The variable vector stores a multilinear function with 31 variables such that

>> tic; mlf=sparse(1,2^31)
toc
tic; mlf(1)=7
toc

mlf =

   All zero sparse: 1-by-2147483648

Elapsed time is 1.075814 seconds.

mlf =

                  (1,1)                       7

Elapsed time is 15.468432 seconds.

where it contains all possible terms in the multilinear function such as constant, $x_1$,x_2x_31$ and $x_30x_31$. Yet this initilization and particularly assignment take far too long time -- ~1 second and ~15 seconds here -- in reality each mlf has only about 1-20 terms so not even close to 2147483648! Now the times are far too large apparently due to too many extra zeros.

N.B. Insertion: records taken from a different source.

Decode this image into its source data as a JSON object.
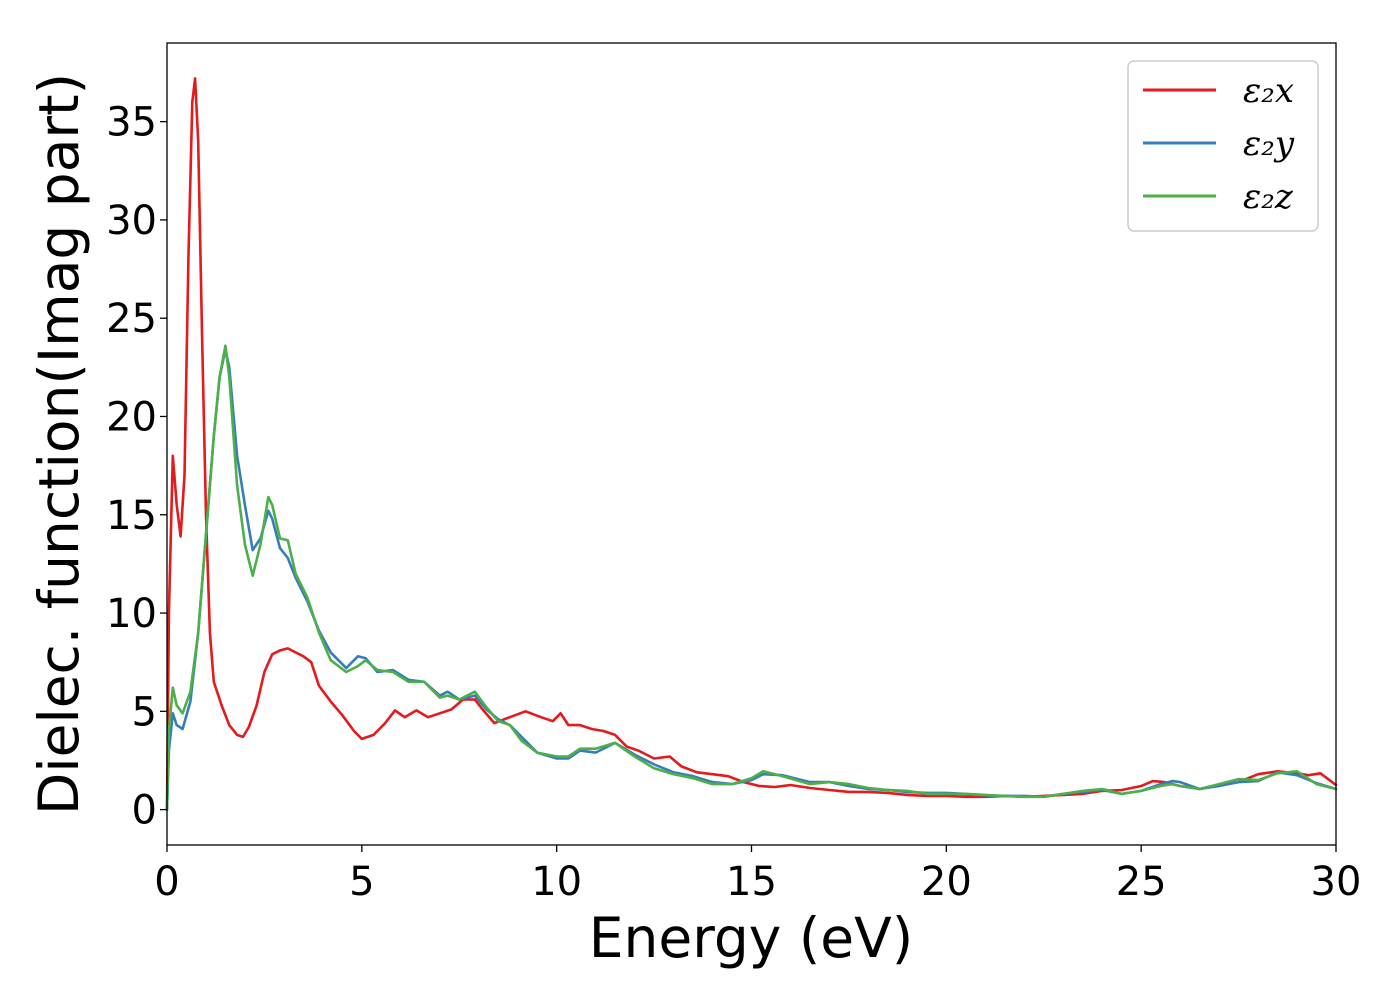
{
  "chart_data": {
    "type": "line",
    "title": "",
    "xlabel": "Energy (eV)",
    "ylabel": "Dielec. function(Imag part)",
    "xlim": [
      0,
      30
    ],
    "ylim": [
      -1.8,
      39
    ],
    "xticks": [
      "0",
      "5",
      "10",
      "15",
      "20",
      "25",
      "30"
    ],
    "yticks": [
      "0",
      "5",
      "10",
      "15",
      "20",
      "25",
      "30",
      "35"
    ],
    "grid": false,
    "legend_position": "top-right",
    "series": [
      {
        "name": "ε₂x",
        "color": "#e41a1c",
        "points": [
          [
            0,
            0
          ],
          [
            0.05,
            10
          ],
          [
            0.15,
            18
          ],
          [
            0.25,
            15.5
          ],
          [
            0.35,
            13.9
          ],
          [
            0.45,
            17
          ],
          [
            0.55,
            28
          ],
          [
            0.65,
            36
          ],
          [
            0.72,
            37.2
          ],
          [
            0.8,
            34
          ],
          [
            0.9,
            24
          ],
          [
            1.0,
            15
          ],
          [
            1.1,
            9
          ],
          [
            1.2,
            6.5
          ],
          [
            1.4,
            5.3
          ],
          [
            1.6,
            4.3
          ],
          [
            1.8,
            3.8
          ],
          [
            1.95,
            3.7
          ],
          [
            2.1,
            4.2
          ],
          [
            2.3,
            5.3
          ],
          [
            2.5,
            7
          ],
          [
            2.7,
            7.9
          ],
          [
            2.9,
            8.1
          ],
          [
            3.1,
            8.2
          ],
          [
            3.3,
            8.0
          ],
          [
            3.5,
            7.8
          ],
          [
            3.7,
            7.5
          ],
          [
            3.9,
            6.3
          ],
          [
            4.2,
            5.5
          ],
          [
            4.5,
            4.8
          ],
          [
            4.8,
            4.0
          ],
          [
            5.0,
            3.6
          ],
          [
            5.3,
            3.8
          ],
          [
            5.6,
            4.4
          ],
          [
            5.85,
            5.05
          ],
          [
            6.1,
            4.7
          ],
          [
            6.4,
            5.05
          ],
          [
            6.7,
            4.7
          ],
          [
            7.0,
            4.9
          ],
          [
            7.3,
            5.1
          ],
          [
            7.6,
            5.6
          ],
          [
            7.9,
            5.6
          ],
          [
            8.1,
            5.1
          ],
          [
            8.4,
            4.4
          ],
          [
            8.8,
            4.7
          ],
          [
            9.2,
            5.0
          ],
          [
            9.6,
            4.7
          ],
          [
            9.9,
            4.5
          ],
          [
            10.1,
            4.9
          ],
          [
            10.3,
            4.3
          ],
          [
            10.6,
            4.3
          ],
          [
            10.9,
            4.1
          ],
          [
            11.2,
            4.0
          ],
          [
            11.5,
            3.8
          ],
          [
            11.8,
            3.2
          ],
          [
            12.1,
            3.0
          ],
          [
            12.5,
            2.6
          ],
          [
            12.9,
            2.7
          ],
          [
            13.2,
            2.2
          ],
          [
            13.6,
            1.9
          ],
          [
            14.0,
            1.8
          ],
          [
            14.4,
            1.7
          ],
          [
            14.8,
            1.4
          ],
          [
            15.2,
            1.2
          ],
          [
            15.6,
            1.15
          ],
          [
            16.0,
            1.25
          ],
          [
            16.5,
            1.1
          ],
          [
            17.0,
            1.0
          ],
          [
            17.5,
            0.9
          ],
          [
            18.0,
            0.9
          ],
          [
            18.5,
            0.85
          ],
          [
            19.0,
            0.75
          ],
          [
            19.5,
            0.7
          ],
          [
            20.0,
            0.7
          ],
          [
            20.5,
            0.65
          ],
          [
            21.0,
            0.65
          ],
          [
            21.5,
            0.7
          ],
          [
            22.0,
            0.65
          ],
          [
            22.5,
            0.7
          ],
          [
            23.0,
            0.75
          ],
          [
            23.5,
            0.8
          ],
          [
            24.0,
            0.95
          ],
          [
            24.5,
            1.0
          ],
          [
            25.0,
            1.2
          ],
          [
            25.3,
            1.45
          ],
          [
            25.6,
            1.4
          ],
          [
            26.0,
            1.2
          ],
          [
            26.5,
            1.05
          ],
          [
            27.0,
            1.25
          ],
          [
            27.5,
            1.4
          ],
          [
            28.0,
            1.8
          ],
          [
            28.5,
            1.95
          ],
          [
            29.0,
            1.85
          ],
          [
            29.3,
            1.75
          ],
          [
            29.6,
            1.85
          ],
          [
            30.0,
            1.25
          ]
        ]
      },
      {
        "name": "ε₂y",
        "color": "#377eb8",
        "points": [
          [
            0,
            0
          ],
          [
            0.05,
            3
          ],
          [
            0.15,
            4.9
          ],
          [
            0.25,
            4.3
          ],
          [
            0.4,
            4.1
          ],
          [
            0.6,
            5.5
          ],
          [
            0.8,
            9
          ],
          [
            1.0,
            14
          ],
          [
            1.2,
            19
          ],
          [
            1.35,
            22
          ],
          [
            1.5,
            23.4
          ],
          [
            1.6,
            22.5
          ],
          [
            1.8,
            18
          ],
          [
            2.0,
            15.5
          ],
          [
            2.2,
            13.2
          ],
          [
            2.4,
            13.8
          ],
          [
            2.6,
            15.2
          ],
          [
            2.7,
            14.8
          ],
          [
            2.9,
            13.3
          ],
          [
            3.1,
            12.8
          ],
          [
            3.3,
            11.8
          ],
          [
            3.6,
            10.6
          ],
          [
            3.9,
            9.1
          ],
          [
            4.2,
            8.0
          ],
          [
            4.6,
            7.2
          ],
          [
            4.9,
            7.8
          ],
          [
            5.1,
            7.7
          ],
          [
            5.4,
            7.0
          ],
          [
            5.8,
            7.1
          ],
          [
            6.2,
            6.6
          ],
          [
            6.6,
            6.5
          ],
          [
            7.0,
            5.8
          ],
          [
            7.2,
            6.0
          ],
          [
            7.5,
            5.6
          ],
          [
            7.9,
            5.8
          ],
          [
            8.2,
            5.1
          ],
          [
            8.5,
            4.6
          ],
          [
            8.8,
            4.3
          ],
          [
            9.1,
            3.7
          ],
          [
            9.5,
            2.9
          ],
          [
            10.0,
            2.6
          ],
          [
            10.3,
            2.6
          ],
          [
            10.6,
            3.0
          ],
          [
            11.0,
            2.9
          ],
          [
            11.5,
            3.4
          ],
          [
            12.0,
            2.8
          ],
          [
            12.5,
            2.3
          ],
          [
            13.0,
            1.9
          ],
          [
            13.5,
            1.7
          ],
          [
            14.0,
            1.4
          ],
          [
            14.5,
            1.3
          ],
          [
            15.0,
            1.5
          ],
          [
            15.3,
            1.8
          ],
          [
            15.8,
            1.75
          ],
          [
            16.5,
            1.4
          ],
          [
            17.0,
            1.4
          ],
          [
            17.5,
            1.2
          ],
          [
            18.0,
            1.05
          ],
          [
            18.5,
            1.0
          ],
          [
            19.0,
            0.9
          ],
          [
            19.5,
            0.85
          ],
          [
            20.0,
            0.85
          ],
          [
            20.5,
            0.8
          ],
          [
            21.0,
            0.72
          ],
          [
            21.5,
            0.7
          ],
          [
            22.0,
            0.7
          ],
          [
            22.5,
            0.65
          ],
          [
            23.0,
            0.8
          ],
          [
            23.5,
            0.9
          ],
          [
            24.0,
            1.0
          ],
          [
            24.5,
            0.8
          ],
          [
            25.0,
            0.95
          ],
          [
            25.5,
            1.3
          ],
          [
            25.8,
            1.45
          ],
          [
            26.0,
            1.4
          ],
          [
            26.5,
            1.05
          ],
          [
            27.0,
            1.2
          ],
          [
            27.5,
            1.4
          ],
          [
            28.0,
            1.45
          ],
          [
            28.5,
            1.9
          ],
          [
            29.0,
            1.75
          ],
          [
            29.5,
            1.35
          ],
          [
            30.0,
            1.05
          ]
        ]
      },
      {
        "name": "ε₂z",
        "color": "#4daf4a",
        "points": [
          [
            0,
            0
          ],
          [
            0.05,
            4
          ],
          [
            0.15,
            6.2
          ],
          [
            0.25,
            5.3
          ],
          [
            0.4,
            4.9
          ],
          [
            0.6,
            6
          ],
          [
            0.8,
            9
          ],
          [
            1.0,
            14
          ],
          [
            1.2,
            19
          ],
          [
            1.35,
            22
          ],
          [
            1.5,
            23.6
          ],
          [
            1.6,
            22
          ],
          [
            1.8,
            16.5
          ],
          [
            2.0,
            13.5
          ],
          [
            2.2,
            11.9
          ],
          [
            2.4,
            13.5
          ],
          [
            2.6,
            15.9
          ],
          [
            2.7,
            15.5
          ],
          [
            2.9,
            13.8
          ],
          [
            3.1,
            13.7
          ],
          [
            3.3,
            12.0
          ],
          [
            3.6,
            10.8
          ],
          [
            3.9,
            9.0
          ],
          [
            4.2,
            7.6
          ],
          [
            4.6,
            7.0
          ],
          [
            4.9,
            7.3
          ],
          [
            5.1,
            7.6
          ],
          [
            5.4,
            7.1
          ],
          [
            5.8,
            7.0
          ],
          [
            6.2,
            6.5
          ],
          [
            6.6,
            6.5
          ],
          [
            7.0,
            5.7
          ],
          [
            7.2,
            5.8
          ],
          [
            7.5,
            5.6
          ],
          [
            7.9,
            6.0
          ],
          [
            8.2,
            5.2
          ],
          [
            8.5,
            4.5
          ],
          [
            8.8,
            4.3
          ],
          [
            9.1,
            3.5
          ],
          [
            9.5,
            2.9
          ],
          [
            10.0,
            2.7
          ],
          [
            10.3,
            2.7
          ],
          [
            10.6,
            3.1
          ],
          [
            11.0,
            3.1
          ],
          [
            11.5,
            3.4
          ],
          [
            12.0,
            2.7
          ],
          [
            12.5,
            2.1
          ],
          [
            13.0,
            1.8
          ],
          [
            13.5,
            1.6
          ],
          [
            14.0,
            1.3
          ],
          [
            14.5,
            1.3
          ],
          [
            15.0,
            1.6
          ],
          [
            15.3,
            1.95
          ],
          [
            15.8,
            1.7
          ],
          [
            16.5,
            1.3
          ],
          [
            17.0,
            1.4
          ],
          [
            17.5,
            1.3
          ],
          [
            18.0,
            1.1
          ],
          [
            18.5,
            1.0
          ],
          [
            19.0,
            0.95
          ],
          [
            19.5,
            0.8
          ],
          [
            20.0,
            0.8
          ],
          [
            20.5,
            0.8
          ],
          [
            21.0,
            0.75
          ],
          [
            21.5,
            0.7
          ],
          [
            22.0,
            0.65
          ],
          [
            22.5,
            0.65
          ],
          [
            23.0,
            0.8
          ],
          [
            23.5,
            0.95
          ],
          [
            24.0,
            1.05
          ],
          [
            24.5,
            0.8
          ],
          [
            25.0,
            0.95
          ],
          [
            25.5,
            1.2
          ],
          [
            25.8,
            1.3
          ],
          [
            26.0,
            1.2
          ],
          [
            26.5,
            1.05
          ],
          [
            27.0,
            1.3
          ],
          [
            27.5,
            1.55
          ],
          [
            28.0,
            1.5
          ],
          [
            28.5,
            1.85
          ],
          [
            29.0,
            1.95
          ],
          [
            29.5,
            1.3
          ],
          [
            30.0,
            1.05
          ]
        ]
      }
    ]
  }
}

How to manage the large variable vector to store sparse information?

Was it helpful?

Solution

Shai commented here

"BTW, have you tried storing the mlf as a column vector rather than a row vector? sparse([],[],[],2^31, 1, 500);? If I'm not mistaken this should be easier to handle with Matlab's internal representation of sparse matrices."

and that did it!

>> tic;sparse([],[],[],2^31,1);toc 
Elapsed time is 0.549435 seconds.
>> tic;sparse([],[],[],1,2^31);toc 
Elapsed time is 15.102854 seconds.

Amazing!

Why is that so?

(If I'm allowed to so bluntly edit a post) Matlab's sparse matrices are stroed using three vectors: one that stores the row index of the non-zeros entries. The second stores the column index but in a compressed manner. Finally, the third vector stores the actual value of each entry.
The first and last vectors always have length as the number of non-zeros elements in the matrix. However, the compressed second one has length as the number of columns of the matrix regardless of the number of non-zero elements in the matrix.
Therefore, transposing mlf from 2^31 columns to 1 has a huge impact on the size of the second vector - and this is why the timing is so drastically affected.